Poland's state electoral commission says conservative president Andrzej Duda has won 51.21 per cent of the vote with almost all ballots counted from the country's weekend election.
The nearly-complete results, based on a count of 99.97 per cent of votes counted, shows liberal Warsaw mayor Rafal Trzaskowski has been defeated, attracting 48.79 per cent of the vote.
The final results might vary slightly.
If the result is born out, it would be one of closest elections in Poland's history, reflecting the deep divisions in the European Union nation.
Sunday's vote was originally planned for May but was delayed amid bitter political wrangling.
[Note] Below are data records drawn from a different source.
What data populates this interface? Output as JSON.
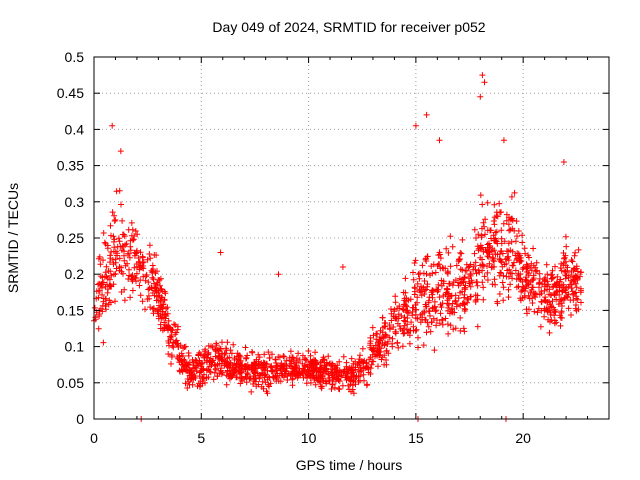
{
  "chart_data": {
    "type": "scatter",
    "title": "Day 049 of 2024, SRMTID for receiver p052",
    "xlabel": "GPS time / hours",
    "ylabel": "SRMTID / TECUs",
    "xlim": [
      0,
      24
    ],
    "ylim": [
      0,
      0.5
    ],
    "xticks": [
      0,
      5,
      10,
      15,
      20
    ],
    "xtick_labels": [
      "0",
      "5",
      "10",
      "15",
      "20"
    ],
    "yticks": [
      0,
      0.05,
      0.1,
      0.15,
      0.2,
      0.25,
      0.3,
      0.35,
      0.4,
      0.45,
      0.5
    ],
    "ytick_labels": [
      "0",
      "0.05",
      "0.1",
      "0.15",
      "0.2",
      "0.25",
      "0.3",
      "0.35",
      "0.4",
      "0.45",
      "0.5"
    ],
    "grid": true,
    "marker": "+",
    "series": [
      {
        "name": "SRMTID",
        "color": "#ff0000",
        "profile": {
          "description": "Approximate trend of the dense scatter; x = GPS hour, y = typical value, spread = vertical scatter",
          "x": [
            0.0,
            0.3,
            0.7,
            1.0,
            1.5,
            2.0,
            2.5,
            3.0,
            3.5,
            4.0,
            4.5,
            5.0,
            5.5,
            6.0,
            7.0,
            8.0,
            9.0,
            10.0,
            11.0,
            12.0,
            12.5,
            13.0,
            13.5,
            14.0,
            14.5,
            15.0,
            15.5,
            16.0,
            16.5,
            17.0,
            17.5,
            18.0,
            18.5,
            19.0,
            19.5,
            20.0,
            20.5,
            21.0,
            21.5,
            22.0,
            22.5,
            22.7
          ],
          "y": [
            0.15,
            0.18,
            0.2,
            0.24,
            0.22,
            0.22,
            0.2,
            0.17,
            0.12,
            0.09,
            0.06,
            0.07,
            0.09,
            0.08,
            0.07,
            0.065,
            0.07,
            0.07,
            0.065,
            0.06,
            0.07,
            0.09,
            0.11,
            0.13,
            0.14,
            0.16,
            0.17,
            0.18,
            0.17,
            0.18,
            0.19,
            0.22,
            0.24,
            0.23,
            0.24,
            0.2,
            0.19,
            0.17,
            0.16,
            0.2,
            0.19,
            0.18
          ],
          "spread": [
            0.05,
            0.07,
            0.08,
            0.08,
            0.07,
            0.07,
            0.06,
            0.05,
            0.04,
            0.03,
            0.025,
            0.03,
            0.035,
            0.03,
            0.025,
            0.025,
            0.025,
            0.025,
            0.025,
            0.025,
            0.03,
            0.035,
            0.035,
            0.04,
            0.05,
            0.06,
            0.07,
            0.07,
            0.07,
            0.07,
            0.07,
            0.08,
            0.08,
            0.07,
            0.07,
            0.06,
            0.05,
            0.05,
            0.05,
            0.06,
            0.05,
            0.05
          ]
        },
        "notable_points": [
          {
            "x": 0.85,
            "y": 0.405
          },
          {
            "x": 1.25,
            "y": 0.37
          },
          {
            "x": 15.0,
            "y": 0.405
          },
          {
            "x": 15.5,
            "y": 0.42
          },
          {
            "x": 16.1,
            "y": 0.385
          },
          {
            "x": 18.1,
            "y": 0.475
          },
          {
            "x": 18.2,
            "y": 0.465
          },
          {
            "x": 18.0,
            "y": 0.445
          },
          {
            "x": 19.1,
            "y": 0.385
          },
          {
            "x": 21.9,
            "y": 0.355
          },
          {
            "x": 5.9,
            "y": 0.23
          },
          {
            "x": 8.6,
            "y": 0.2
          },
          {
            "x": 11.6,
            "y": 0.21
          },
          {
            "x": 2.2,
            "y": 0.0
          },
          {
            "x": 15.1,
            "y": 0.0
          },
          {
            "x": 19.2,
            "y": 0.0
          }
        ]
      }
    ]
  }
}
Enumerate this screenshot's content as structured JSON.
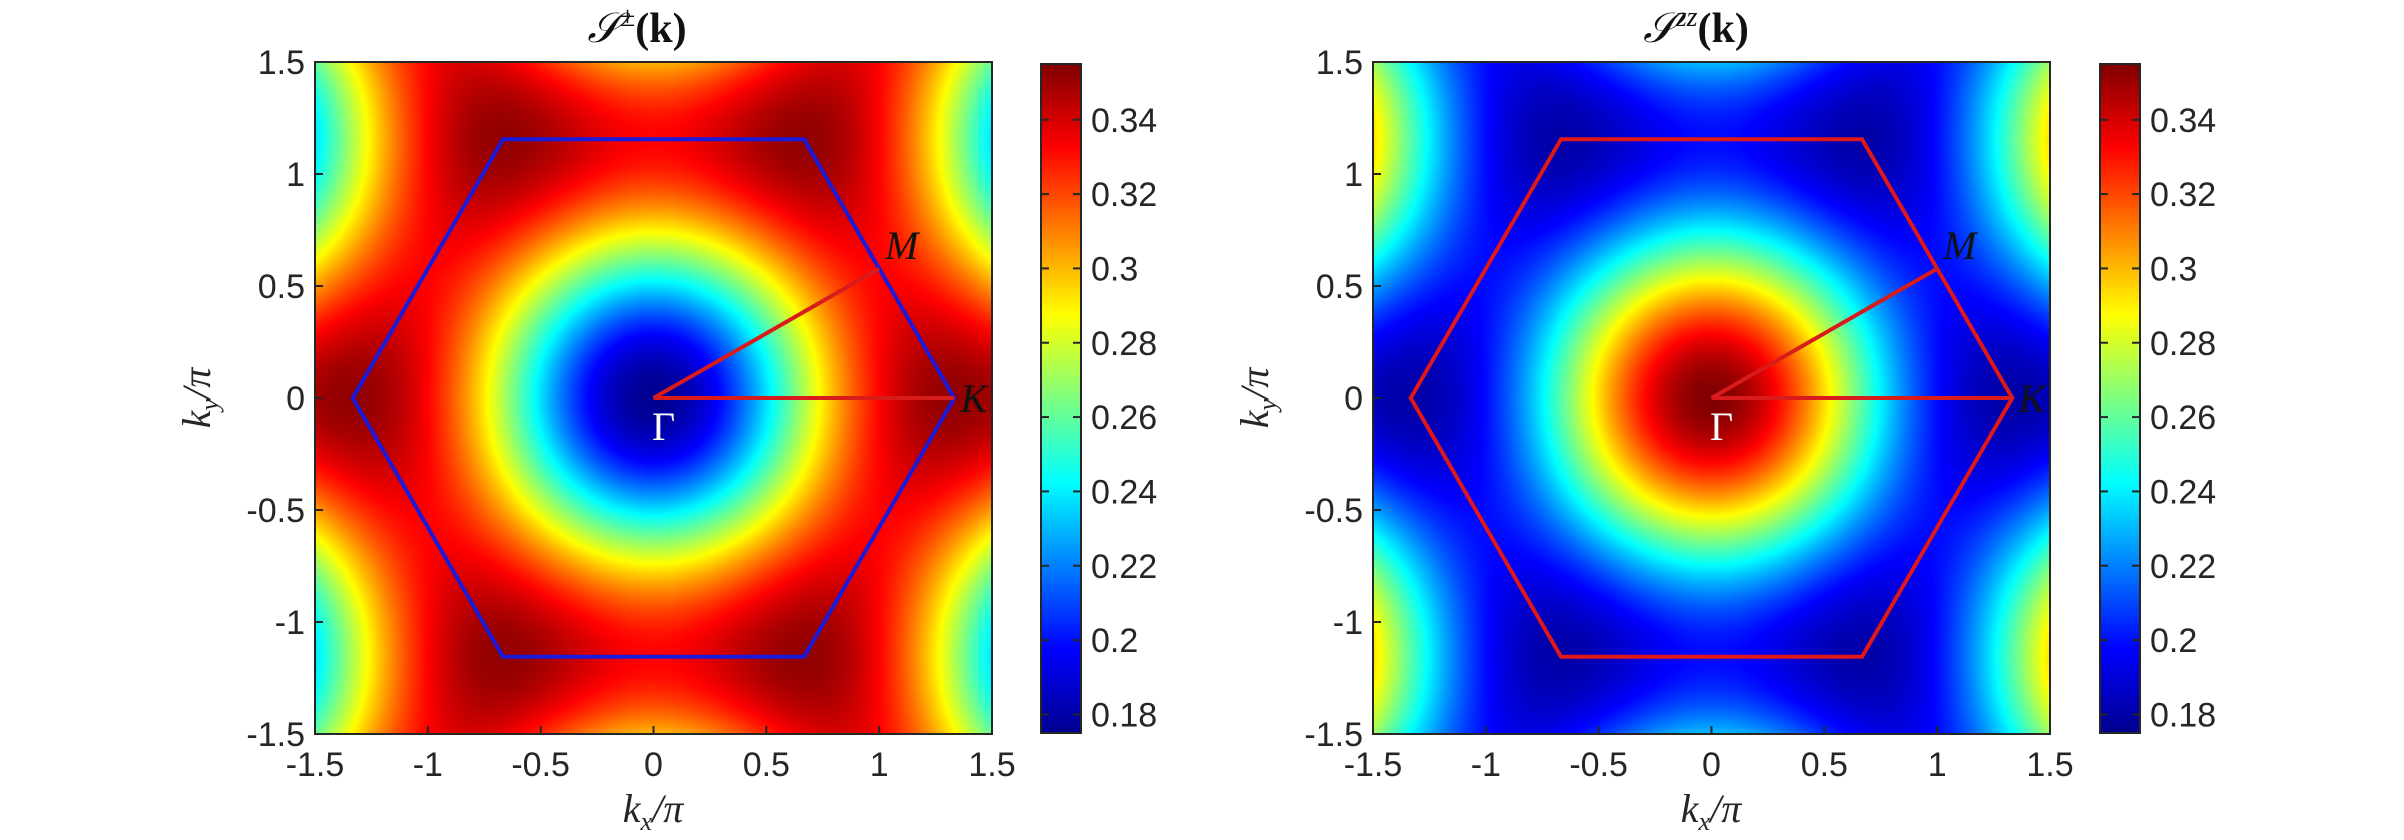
{
  "figure": {
    "panels": [
      {
        "id": "pm",
        "title_main": "𝒮",
        "title_sup": "±",
        "title_arg": "(k)",
        "xlabel_main": "k",
        "xlabel_sub": "x",
        "xlabel_tail": "/π",
        "ylabel_main": "k",
        "ylabel_sub": "y",
        "ylabel_tail": "/π",
        "hexagon_color": "#1a1adb",
        "path_color": "#d81b1b",
        "labels": {
          "gamma": "Γ",
          "m": "M",
          "k": "K"
        }
      },
      {
        "id": "zz",
        "title_main": "𝒮",
        "title_sup": "zz",
        "title_arg": "(k)",
        "xlabel_main": "k",
        "xlabel_sub": "x",
        "xlabel_tail": "/π",
        "ylabel_main": "k",
        "ylabel_sub": "y",
        "ylabel_tail": "/π",
        "hexagon_color": "#e01818",
        "path_color": "#d81b1b",
        "labels": {
          "gamma": "Γ",
          "m": "M",
          "k": "K"
        }
      }
    ]
  },
  "chart_data": [
    {
      "type": "heatmap",
      "title": "S^±(k)",
      "xlabel": "k_x/π",
      "ylabel": "k_y/π",
      "xlim": [
        -1.5,
        1.5
      ],
      "ylim": [
        -1.5,
        1.5
      ],
      "xticks": [
        "-1.5",
        "-1",
        "-0.5",
        "0",
        "0.5",
        "1",
        "1.5"
      ],
      "yticks": [
        "1.5",
        "1",
        "0.5",
        "0",
        "-0.5",
        "-1",
        "-1.5"
      ],
      "colormap": "jet",
      "clim": [
        0.175,
        0.355
      ],
      "colorbar_ticks": [
        "0.34",
        "0.32",
        "0.3",
        "0.28",
        "0.26",
        "0.24",
        "0.22",
        "0.2",
        "0.18"
      ],
      "field": {
        "center_value": 0.175,
        "corner_value": 0.352,
        "pattern": "minimum at Gamma, maxima at Brillouin-zone corners"
      },
      "brillouin_zone": [
        [
          1.333,
          0
        ],
        [
          0.667,
          1.155
        ],
        [
          -0.667,
          1.155
        ],
        [
          -1.333,
          0
        ],
        [
          -0.667,
          -1.155
        ],
        [
          0.667,
          -1.155
        ]
      ],
      "high_symmetry_points": [
        {
          "name": "Γ",
          "x": 0,
          "y": 0
        },
        {
          "name": "M",
          "x": 1.0,
          "y": 0.577
        },
        {
          "name": "K",
          "x": 1.333,
          "y": 0
        }
      ]
    },
    {
      "type": "heatmap",
      "title": "S^zz(k)",
      "xlabel": "k_x/π",
      "ylabel": "k_y/π",
      "xlim": [
        -1.5,
        1.5
      ],
      "ylim": [
        -1.5,
        1.5
      ],
      "xticks": [
        "-1.5",
        "-1",
        "-0.5",
        "0",
        "0.5",
        "1",
        "1.5"
      ],
      "yticks": [
        "1.5",
        "1",
        "0.5",
        "0",
        "-0.5",
        "-1",
        "-1.5"
      ],
      "colormap": "jet",
      "clim": [
        0.175,
        0.355
      ],
      "colorbar_ticks": [
        "0.34",
        "0.32",
        "0.3",
        "0.28",
        "0.26",
        "0.24",
        "0.22",
        "0.2",
        "0.18"
      ],
      "field": {
        "center_value": 0.355,
        "corner_value": 0.18,
        "pattern": "maximum at Gamma, minima at Brillouin-zone corners"
      },
      "brillouin_zone": [
        [
          1.333,
          0
        ],
        [
          0.667,
          1.155
        ],
        [
          -0.667,
          1.155
        ],
        [
          -1.333,
          0
        ],
        [
          -0.667,
          -1.155
        ],
        [
          0.667,
          -1.155
        ]
      ],
      "high_symmetry_points": [
        {
          "name": "Γ",
          "x": 0,
          "y": 0
        },
        {
          "name": "M",
          "x": 1.0,
          "y": 0.577
        },
        {
          "name": "K",
          "x": 1.333,
          "y": 0
        }
      ]
    }
  ]
}
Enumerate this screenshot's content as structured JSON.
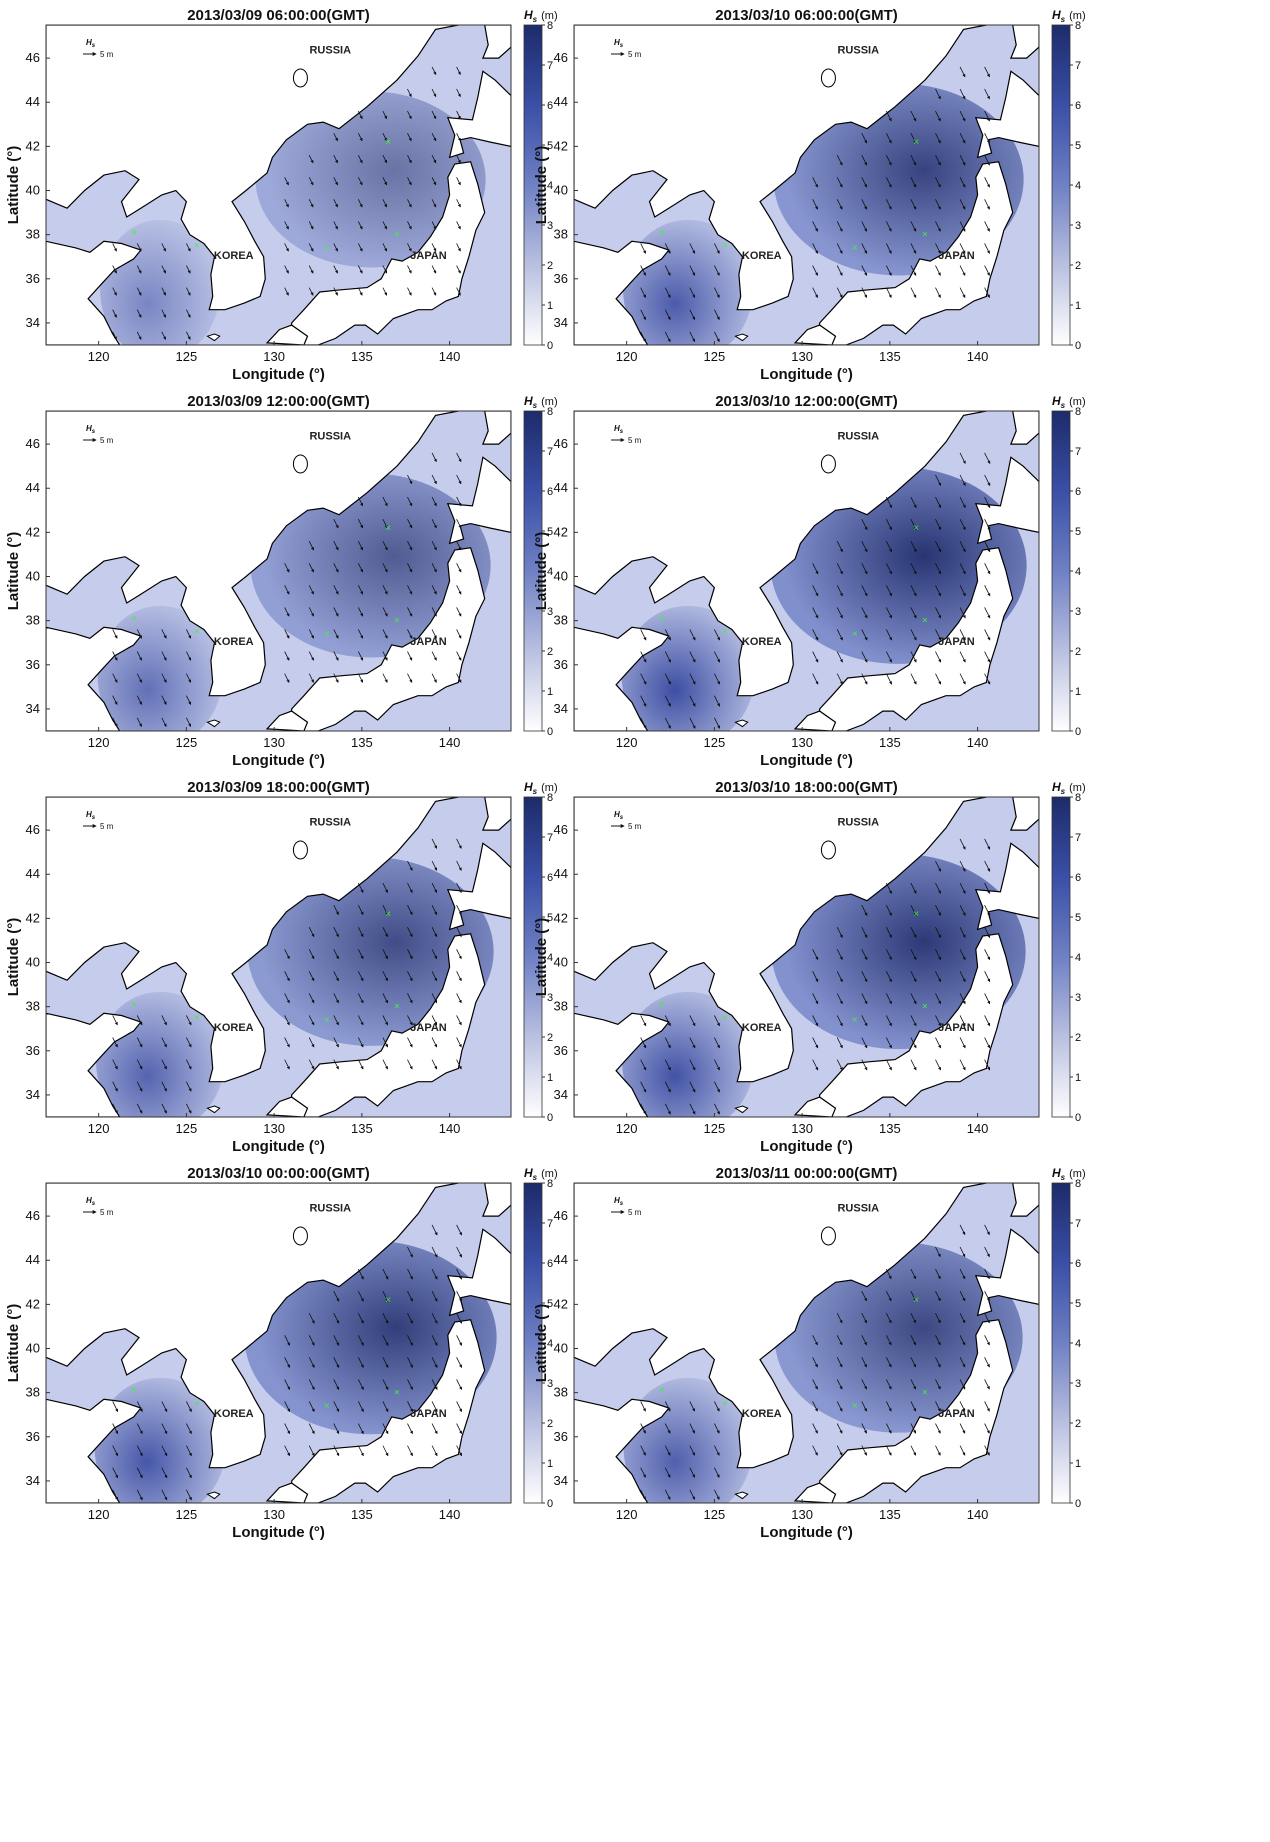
{
  "figure": {
    "panels": [
      {
        "title": "2013/03/09 06:00:00(GMT)",
        "intensity": 1.0
      },
      {
        "title": "2013/03/10 06:00:00(GMT)",
        "intensity": 2.0
      },
      {
        "title": "2013/03/09 12:00:00(GMT)",
        "intensity": 1.5
      },
      {
        "title": "2013/03/10 12:00:00(GMT)",
        "intensity": 2.3
      },
      {
        "title": "2013/03/09 18:00:00(GMT)",
        "intensity": 1.8
      },
      {
        "title": "2013/03/10 18:00:00(GMT)",
        "intensity": 2.2
      },
      {
        "title": "2013/03/10 00:00:00(GMT)",
        "intensity": 2.1
      },
      {
        "title": "2013/03/11 00:00:00(GMT)",
        "intensity": 1.9
      }
    ],
    "xlabel": "Longitude (°)",
    "ylabel": "Latitude (°)",
    "region_labels": {
      "russia": "RUSSIA",
      "korea": "KOREA",
      "japan": "JAPAN"
    },
    "legend": {
      "symbol": "H",
      "subscript": "s",
      "arrow_label": "5 m"
    },
    "colorbar": {
      "symbol": "H",
      "subscript": "s",
      "unit": "(m)"
    },
    "colors": {
      "low": "#ffffff",
      "high": "#1d2b6b",
      "land_outline": "#000000",
      "marker": "#44ee44"
    }
  },
  "chart_data": {
    "type": "heatmap",
    "panel_titles": [
      "2013/03/09 06:00:00(GMT)",
      "2013/03/10 06:00:00(GMT)",
      "2013/03/09 12:00:00(GMT)",
      "2013/03/10 12:00:00(GMT)",
      "2013/03/09 18:00:00(GMT)",
      "2013/03/10 18:00:00(GMT)",
      "2013/03/10 00:00:00(GMT)",
      "2013/03/11 00:00:00(GMT)"
    ],
    "xlabel": "Longitude (°)",
    "ylabel": "Latitude (°)",
    "xlim": [
      117,
      143.5
    ],
    "ylim": [
      33,
      47.5
    ],
    "x_ticks": [
      120,
      125,
      130,
      135,
      140
    ],
    "y_ticks": [
      34,
      36,
      38,
      40,
      42,
      44,
      46
    ],
    "colorbar": {
      "label": "Hs (m)",
      "min": 0,
      "max": 8,
      "ticks": [
        0,
        1,
        2,
        3,
        4,
        5,
        6,
        7,
        8
      ]
    },
    "reference_vector": "5 m",
    "annotations": [
      "RUSSIA",
      "KOREA",
      "JAPAN"
    ]
  }
}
It follows a bitter campaign dominated by issues of culture in which the government, state media and the influential Catholic church all mobilised in support of Duda, a social conservative.
Duda, backed by the ruling right-wing Law and Justice Party, campaigned on traditional values and social spending in this mostly Catholic nation as he sought a second five-year term.
As the race became tighter in recent weeks, Duda turned further to the right in search of votes. He seized on gay rights as a key theme, denouncing the LGBT rights movement as an "ideology" worse than communism.
Duda's campaign also cast Trzaskowski as someone who would sell out Polish families to Jewish interests, tapping into old anti-Semitic tropes in a country which was home to Europe's largest Jewish community before it was decimated by Germany in the Holocaust.